Final answer:
To test the claim about the new production method's error standard deviation, the null hypothesis states that the standard deviation is equal to 32.2 ft, while the alternative hypothesis claims it is greater. We use the chi-square test for variance to determine if the standard deviation exceeds 32.2 ft, and reject the null hypothesis if our test statistic is significant at the 0.05 level.
Step-by-step explanation:
To test the claim whether the new production method for aircraft altimeters has errors with a standard deviation greater than 32.2 ft, we will use a hypothesis test for variance. Given the significance level of 0.05, the null hypothesis (H_o) and the alternative hypothesis (Ha) can be stated as follows:
- H_o: σ = 32.2 ft (The standard deviation of errors is equal to 32.2 ft)
- Ha: σ > 32.2 ft (The standard deviation of errors is greater than 32.2 ft)
The test statistic for this hypothesis test is based on the chi-square distribution since the sample comes from a normally distributed population. This statistic is calculated using the formula:
Chi-square (X^2) = (n - 1)*s^2 / σ^2
where n is the sample size, s is the sample standard deviation, and σ is the claimed standard deviation of the population. We then compare the calculated test statistic to the critical chi-square value based on the degrees of freedom (n - 1) and the chosen alpha level of 0.05.

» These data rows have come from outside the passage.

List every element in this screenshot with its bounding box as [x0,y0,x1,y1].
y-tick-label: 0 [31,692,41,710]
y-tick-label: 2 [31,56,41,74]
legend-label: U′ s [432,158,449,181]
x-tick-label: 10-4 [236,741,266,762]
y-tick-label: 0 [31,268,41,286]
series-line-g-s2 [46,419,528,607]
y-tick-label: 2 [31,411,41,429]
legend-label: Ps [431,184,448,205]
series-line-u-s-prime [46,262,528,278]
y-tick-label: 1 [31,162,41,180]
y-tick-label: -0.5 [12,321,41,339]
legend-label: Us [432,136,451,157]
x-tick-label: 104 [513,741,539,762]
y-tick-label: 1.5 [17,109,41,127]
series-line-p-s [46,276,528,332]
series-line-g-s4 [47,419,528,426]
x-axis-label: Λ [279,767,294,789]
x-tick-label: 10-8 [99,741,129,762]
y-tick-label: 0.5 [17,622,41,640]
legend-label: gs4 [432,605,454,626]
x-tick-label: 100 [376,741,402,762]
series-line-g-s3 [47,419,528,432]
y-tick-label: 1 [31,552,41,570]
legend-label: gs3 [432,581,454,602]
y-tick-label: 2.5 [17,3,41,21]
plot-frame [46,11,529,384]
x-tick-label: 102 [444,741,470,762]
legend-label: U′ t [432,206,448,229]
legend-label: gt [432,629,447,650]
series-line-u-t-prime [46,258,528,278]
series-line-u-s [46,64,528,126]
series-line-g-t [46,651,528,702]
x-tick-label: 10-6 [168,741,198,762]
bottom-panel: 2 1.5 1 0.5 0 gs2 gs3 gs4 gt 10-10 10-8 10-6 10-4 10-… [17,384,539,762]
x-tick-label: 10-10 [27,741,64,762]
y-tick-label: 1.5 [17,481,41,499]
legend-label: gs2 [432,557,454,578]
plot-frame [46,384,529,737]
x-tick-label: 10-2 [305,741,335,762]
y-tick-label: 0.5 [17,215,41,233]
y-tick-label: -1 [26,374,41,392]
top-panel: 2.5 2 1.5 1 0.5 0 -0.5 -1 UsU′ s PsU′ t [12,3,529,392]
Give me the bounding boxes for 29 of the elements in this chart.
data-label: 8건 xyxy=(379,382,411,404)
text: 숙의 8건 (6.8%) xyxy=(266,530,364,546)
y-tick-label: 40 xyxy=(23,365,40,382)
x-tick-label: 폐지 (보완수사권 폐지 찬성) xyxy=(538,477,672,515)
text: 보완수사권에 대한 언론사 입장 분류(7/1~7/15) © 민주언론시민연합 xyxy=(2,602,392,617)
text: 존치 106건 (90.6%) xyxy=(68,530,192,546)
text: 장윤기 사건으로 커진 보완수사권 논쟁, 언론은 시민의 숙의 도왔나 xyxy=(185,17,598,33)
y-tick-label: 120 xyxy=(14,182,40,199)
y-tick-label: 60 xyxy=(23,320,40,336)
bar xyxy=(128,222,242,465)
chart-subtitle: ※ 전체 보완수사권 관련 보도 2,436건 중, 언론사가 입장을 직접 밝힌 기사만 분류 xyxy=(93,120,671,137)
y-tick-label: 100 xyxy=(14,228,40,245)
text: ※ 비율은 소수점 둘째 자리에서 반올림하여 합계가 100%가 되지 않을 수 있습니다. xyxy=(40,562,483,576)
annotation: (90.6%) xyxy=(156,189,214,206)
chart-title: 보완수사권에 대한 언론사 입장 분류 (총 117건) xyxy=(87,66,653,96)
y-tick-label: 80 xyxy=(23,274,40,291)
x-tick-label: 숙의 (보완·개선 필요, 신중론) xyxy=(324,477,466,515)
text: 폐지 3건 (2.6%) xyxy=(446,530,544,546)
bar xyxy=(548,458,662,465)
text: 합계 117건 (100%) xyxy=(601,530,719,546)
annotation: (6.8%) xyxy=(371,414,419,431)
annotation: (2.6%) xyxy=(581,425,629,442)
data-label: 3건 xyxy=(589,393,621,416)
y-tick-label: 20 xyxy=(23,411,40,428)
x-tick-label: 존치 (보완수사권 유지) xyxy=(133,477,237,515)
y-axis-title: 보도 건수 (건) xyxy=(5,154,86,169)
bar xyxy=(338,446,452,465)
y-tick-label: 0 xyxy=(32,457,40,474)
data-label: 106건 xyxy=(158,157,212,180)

If the test statistic exceeds the critical value, or if the p-value is less than 0.05, we reject the null hypothesis, indicating there is sufficient evidence to suggest that the standard deviation is greater than 32.2 ft. This would imply that the new production method is worse than the old method in terms of variability of altimeter errors, and the company should consider taking action.